Una violencia necesaria: Yakuza, de Francisco Ide Wolleter por Carlos Henrickson

Una violencia necesaria: Yakuza, de Francisco
Ide Wolleter
Desde su raíz el
oficio de la poesía sabe ficcionalizar a sus hablantes: más allá de la sombra
ritual que recorre su historia -matriz última del Yo es otro rimbaldiano-,
se hace propio de una práctica técnica que su instrumento se reconozca como
ajeno, y cuando algo tan resueltamente propio como la palabra se enajena, sólo
podemos esperar que el autor se resuelva a plantear una segunda voz, su
máscara. En la dialéctica de la creación, esta máscara tampoco podrá permanecer
como radicalmente ajena, y tendrá que compartir rasgos de su origen; esto
deberá complejizar nuestra lectura, para saber hallar los canales de la voluntad
del autor, que acaba siendo inevitablemente la conciencia ética tras su escritura.
Francisco Ide
Wolleter (Santiago, 1989), en su primer libro Yakuza (Arica: Cinosargo,
2014), se decide a fundamentar todo un mundo poético sobre una ficción
elaborada y detallista: el supuesto refugio de un miembro de la mafia japonesa
en un entorno latinoamericano degradado que le resulta, más que sólo ajeno,
derechamente una provincia del infierno.
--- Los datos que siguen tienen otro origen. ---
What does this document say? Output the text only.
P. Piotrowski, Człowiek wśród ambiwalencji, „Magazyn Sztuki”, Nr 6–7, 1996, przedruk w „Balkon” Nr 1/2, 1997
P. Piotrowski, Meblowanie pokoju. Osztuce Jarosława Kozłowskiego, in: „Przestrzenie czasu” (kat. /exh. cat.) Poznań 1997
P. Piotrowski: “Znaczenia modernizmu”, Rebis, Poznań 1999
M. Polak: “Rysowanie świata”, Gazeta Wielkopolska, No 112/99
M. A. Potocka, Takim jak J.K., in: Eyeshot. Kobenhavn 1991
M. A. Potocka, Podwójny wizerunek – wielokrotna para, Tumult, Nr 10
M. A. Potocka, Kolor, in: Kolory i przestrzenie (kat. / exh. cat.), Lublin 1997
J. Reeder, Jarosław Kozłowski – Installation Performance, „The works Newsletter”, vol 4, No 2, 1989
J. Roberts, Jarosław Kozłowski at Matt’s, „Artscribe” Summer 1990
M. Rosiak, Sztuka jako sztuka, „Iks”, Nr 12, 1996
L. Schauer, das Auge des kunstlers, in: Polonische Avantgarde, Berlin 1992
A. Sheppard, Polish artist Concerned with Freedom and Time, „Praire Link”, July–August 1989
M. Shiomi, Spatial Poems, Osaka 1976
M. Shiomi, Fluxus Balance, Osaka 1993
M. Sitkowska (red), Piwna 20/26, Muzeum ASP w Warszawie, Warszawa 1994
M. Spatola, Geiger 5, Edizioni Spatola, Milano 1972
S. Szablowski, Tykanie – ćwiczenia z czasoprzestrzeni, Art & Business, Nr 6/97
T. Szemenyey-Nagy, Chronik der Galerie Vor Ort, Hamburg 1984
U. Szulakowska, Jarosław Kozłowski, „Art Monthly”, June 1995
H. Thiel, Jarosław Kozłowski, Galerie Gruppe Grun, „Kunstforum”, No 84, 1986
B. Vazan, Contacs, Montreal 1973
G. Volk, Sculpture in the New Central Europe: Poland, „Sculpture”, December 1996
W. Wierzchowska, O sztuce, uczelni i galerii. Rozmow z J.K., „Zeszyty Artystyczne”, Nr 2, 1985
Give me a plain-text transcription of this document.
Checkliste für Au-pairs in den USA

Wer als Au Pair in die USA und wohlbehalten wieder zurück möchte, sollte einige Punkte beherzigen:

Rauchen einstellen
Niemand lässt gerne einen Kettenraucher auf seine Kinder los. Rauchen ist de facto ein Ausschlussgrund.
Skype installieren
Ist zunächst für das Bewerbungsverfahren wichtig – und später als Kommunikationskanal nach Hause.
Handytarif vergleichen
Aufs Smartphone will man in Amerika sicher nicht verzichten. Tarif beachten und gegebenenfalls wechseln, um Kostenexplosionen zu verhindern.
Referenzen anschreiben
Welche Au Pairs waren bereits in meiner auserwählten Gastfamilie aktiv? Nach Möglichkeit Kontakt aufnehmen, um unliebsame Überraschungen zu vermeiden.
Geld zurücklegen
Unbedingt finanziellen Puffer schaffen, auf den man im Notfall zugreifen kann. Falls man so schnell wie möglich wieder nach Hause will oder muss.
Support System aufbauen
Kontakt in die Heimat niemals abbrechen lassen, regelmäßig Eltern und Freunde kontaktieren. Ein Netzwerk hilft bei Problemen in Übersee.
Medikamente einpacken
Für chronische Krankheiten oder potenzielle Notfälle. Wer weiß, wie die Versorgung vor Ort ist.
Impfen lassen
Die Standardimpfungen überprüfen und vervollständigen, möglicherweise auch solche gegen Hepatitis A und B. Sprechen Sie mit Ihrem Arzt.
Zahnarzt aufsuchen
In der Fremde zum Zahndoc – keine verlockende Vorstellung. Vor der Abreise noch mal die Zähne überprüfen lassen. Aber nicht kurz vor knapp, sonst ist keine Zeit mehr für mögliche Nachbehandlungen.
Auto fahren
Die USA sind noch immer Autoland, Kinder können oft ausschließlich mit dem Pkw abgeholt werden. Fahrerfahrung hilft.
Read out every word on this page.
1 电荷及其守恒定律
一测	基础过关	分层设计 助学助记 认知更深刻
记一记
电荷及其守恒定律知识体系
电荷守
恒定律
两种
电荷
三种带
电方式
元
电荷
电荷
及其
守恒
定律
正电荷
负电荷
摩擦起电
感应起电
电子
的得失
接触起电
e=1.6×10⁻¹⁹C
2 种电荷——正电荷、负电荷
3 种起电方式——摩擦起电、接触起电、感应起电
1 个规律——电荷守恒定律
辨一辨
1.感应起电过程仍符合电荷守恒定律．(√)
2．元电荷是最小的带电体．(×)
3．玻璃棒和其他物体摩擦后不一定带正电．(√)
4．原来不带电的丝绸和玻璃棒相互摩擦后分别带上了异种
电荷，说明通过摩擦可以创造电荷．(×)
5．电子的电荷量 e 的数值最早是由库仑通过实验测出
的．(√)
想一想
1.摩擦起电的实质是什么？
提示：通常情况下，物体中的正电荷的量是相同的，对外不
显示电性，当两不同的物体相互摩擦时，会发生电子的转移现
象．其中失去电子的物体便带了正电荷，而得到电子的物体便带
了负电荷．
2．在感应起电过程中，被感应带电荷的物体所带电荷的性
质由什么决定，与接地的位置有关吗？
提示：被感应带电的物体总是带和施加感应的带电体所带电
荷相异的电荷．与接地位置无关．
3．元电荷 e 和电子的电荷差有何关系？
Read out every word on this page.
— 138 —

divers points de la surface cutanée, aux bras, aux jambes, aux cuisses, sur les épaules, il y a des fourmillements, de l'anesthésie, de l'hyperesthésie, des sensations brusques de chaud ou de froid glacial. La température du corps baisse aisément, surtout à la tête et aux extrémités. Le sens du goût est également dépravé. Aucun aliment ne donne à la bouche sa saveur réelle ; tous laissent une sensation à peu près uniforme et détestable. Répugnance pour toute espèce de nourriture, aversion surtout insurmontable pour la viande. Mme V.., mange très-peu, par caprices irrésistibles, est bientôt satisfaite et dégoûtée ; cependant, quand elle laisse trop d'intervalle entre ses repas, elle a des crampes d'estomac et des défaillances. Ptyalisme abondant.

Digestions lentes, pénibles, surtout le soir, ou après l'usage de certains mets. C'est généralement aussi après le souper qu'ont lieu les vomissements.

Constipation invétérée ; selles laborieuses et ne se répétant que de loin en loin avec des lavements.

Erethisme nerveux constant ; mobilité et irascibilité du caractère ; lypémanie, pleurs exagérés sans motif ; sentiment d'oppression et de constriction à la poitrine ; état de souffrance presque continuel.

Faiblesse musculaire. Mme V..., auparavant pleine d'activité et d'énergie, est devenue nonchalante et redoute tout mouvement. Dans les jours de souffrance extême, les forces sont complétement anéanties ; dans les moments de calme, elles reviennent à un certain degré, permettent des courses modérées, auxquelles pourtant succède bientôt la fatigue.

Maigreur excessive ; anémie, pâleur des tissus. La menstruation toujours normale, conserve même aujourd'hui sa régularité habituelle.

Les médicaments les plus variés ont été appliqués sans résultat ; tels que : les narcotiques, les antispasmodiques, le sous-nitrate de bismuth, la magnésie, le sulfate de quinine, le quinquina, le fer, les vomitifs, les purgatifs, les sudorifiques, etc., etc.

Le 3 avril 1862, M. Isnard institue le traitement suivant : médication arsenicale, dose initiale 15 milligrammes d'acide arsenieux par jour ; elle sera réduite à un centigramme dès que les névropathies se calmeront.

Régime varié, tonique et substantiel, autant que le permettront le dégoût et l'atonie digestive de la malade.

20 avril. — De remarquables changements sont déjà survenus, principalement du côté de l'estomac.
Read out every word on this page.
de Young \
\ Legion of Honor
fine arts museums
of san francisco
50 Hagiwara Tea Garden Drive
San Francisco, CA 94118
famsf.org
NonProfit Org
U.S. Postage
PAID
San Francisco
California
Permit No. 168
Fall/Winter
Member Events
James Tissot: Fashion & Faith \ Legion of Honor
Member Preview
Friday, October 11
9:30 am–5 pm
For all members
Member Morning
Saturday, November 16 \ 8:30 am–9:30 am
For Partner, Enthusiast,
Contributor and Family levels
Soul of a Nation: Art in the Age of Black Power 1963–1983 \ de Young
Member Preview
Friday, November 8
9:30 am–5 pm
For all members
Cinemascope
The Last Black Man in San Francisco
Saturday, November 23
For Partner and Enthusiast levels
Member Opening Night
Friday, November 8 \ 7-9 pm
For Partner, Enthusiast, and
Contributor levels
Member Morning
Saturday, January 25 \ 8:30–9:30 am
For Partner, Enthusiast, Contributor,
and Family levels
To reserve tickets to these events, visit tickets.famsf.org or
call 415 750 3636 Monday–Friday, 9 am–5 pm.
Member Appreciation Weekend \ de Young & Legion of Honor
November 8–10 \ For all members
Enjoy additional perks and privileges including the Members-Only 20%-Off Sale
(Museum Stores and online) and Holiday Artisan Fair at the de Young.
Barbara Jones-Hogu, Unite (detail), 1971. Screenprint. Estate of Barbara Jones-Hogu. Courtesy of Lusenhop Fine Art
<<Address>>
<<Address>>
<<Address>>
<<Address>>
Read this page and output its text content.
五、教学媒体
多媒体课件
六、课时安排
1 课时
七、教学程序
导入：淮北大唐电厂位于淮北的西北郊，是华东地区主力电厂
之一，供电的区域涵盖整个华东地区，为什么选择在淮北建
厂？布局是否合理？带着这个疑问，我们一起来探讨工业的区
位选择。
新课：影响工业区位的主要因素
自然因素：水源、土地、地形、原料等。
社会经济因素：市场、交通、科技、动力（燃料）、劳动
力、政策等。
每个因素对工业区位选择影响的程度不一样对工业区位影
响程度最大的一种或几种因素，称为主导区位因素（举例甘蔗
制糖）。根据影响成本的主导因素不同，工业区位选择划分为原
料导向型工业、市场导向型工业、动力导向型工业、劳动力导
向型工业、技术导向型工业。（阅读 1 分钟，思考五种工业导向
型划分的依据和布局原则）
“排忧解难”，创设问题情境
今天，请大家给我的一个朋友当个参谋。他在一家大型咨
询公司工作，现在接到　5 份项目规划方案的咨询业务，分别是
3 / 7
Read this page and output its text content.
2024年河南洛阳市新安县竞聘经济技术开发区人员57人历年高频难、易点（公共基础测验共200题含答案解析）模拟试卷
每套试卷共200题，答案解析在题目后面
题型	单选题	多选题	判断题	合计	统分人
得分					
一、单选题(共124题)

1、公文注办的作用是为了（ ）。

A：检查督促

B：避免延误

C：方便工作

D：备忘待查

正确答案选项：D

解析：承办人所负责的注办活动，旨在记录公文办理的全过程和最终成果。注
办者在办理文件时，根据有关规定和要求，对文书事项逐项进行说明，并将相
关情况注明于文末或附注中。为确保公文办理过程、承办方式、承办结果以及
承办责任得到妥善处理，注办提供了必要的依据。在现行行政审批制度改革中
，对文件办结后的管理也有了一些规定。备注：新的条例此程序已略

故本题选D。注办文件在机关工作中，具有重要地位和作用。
Ide toma a su cargo esta
representación asumiendo en pleno la extrañeza radical que implica el doble
extravío de la posibilidad del hablante: el lugar del que hablará tendrá que
ser necesariamente marcado por la expectativa de esta extrañeza, perspectiva
que se apoya sobre los imaginarios cinematográficos del cine policial oriental,
en un trabajo de imagen poética que se decide a mimar el tempo cinematográfico,
buscando una analogía en la experiencia estética. Imágenes como:
Sorbo la cerveza por los colmillos
exhalo el humo / volutas de sangre
escupidas sobre el agua.
(“M”)
no sólo son
pensadas desde la pura visualidad, sino que apuntan a la extrema sofisticación
de la forma que ha hecho característica la estetización de la violencia en su
representación cinematográfica contemporánea, predominante en el cine oriental
de acción. Esta labor de representación no se refiere simplemente a las escenas
violentas, sino que permea atmosféricamente este tipo de estética, asumiendo en
el espectador un contemplador que debe entregarse acríticamente a una
belleza de extrema artificialidad que acostumbra hacerse autónoma de toda
pretensión naturalista.
Esta belleza recargada,
este quedarse de la forma en sí misma, que implica el predominio del
gesto por sobre la acción completa, es seguido por Ide a través de una notable
capacidad de construcción de imágenes poéticas concentradas y eficaces. Poemas
como Oro negro o Moonwalk son de una factura que llega a
sorprender, precisamente en la medida en que la ficción de base le permite
retomar tópicos e imágenes que en la poética de nuestros países remiten al ya
lejano modernismo, entregándoles de vuelta una capacidad de cercanía e impacto
estético:
Voy en puntillas, descalzo,
cuidándome de la brisa
que es el jadeo de una leona
en la siesta de su leonera.
(“Moonwalk”)
Así, Ide logra
disponer de un imaginario -y por ende, un vocabulario- lo suficientemente
amplio para una apertura temática y estilística que le señala desafíos
importantes que en general son resueltos con una capacidad técnica excepcional.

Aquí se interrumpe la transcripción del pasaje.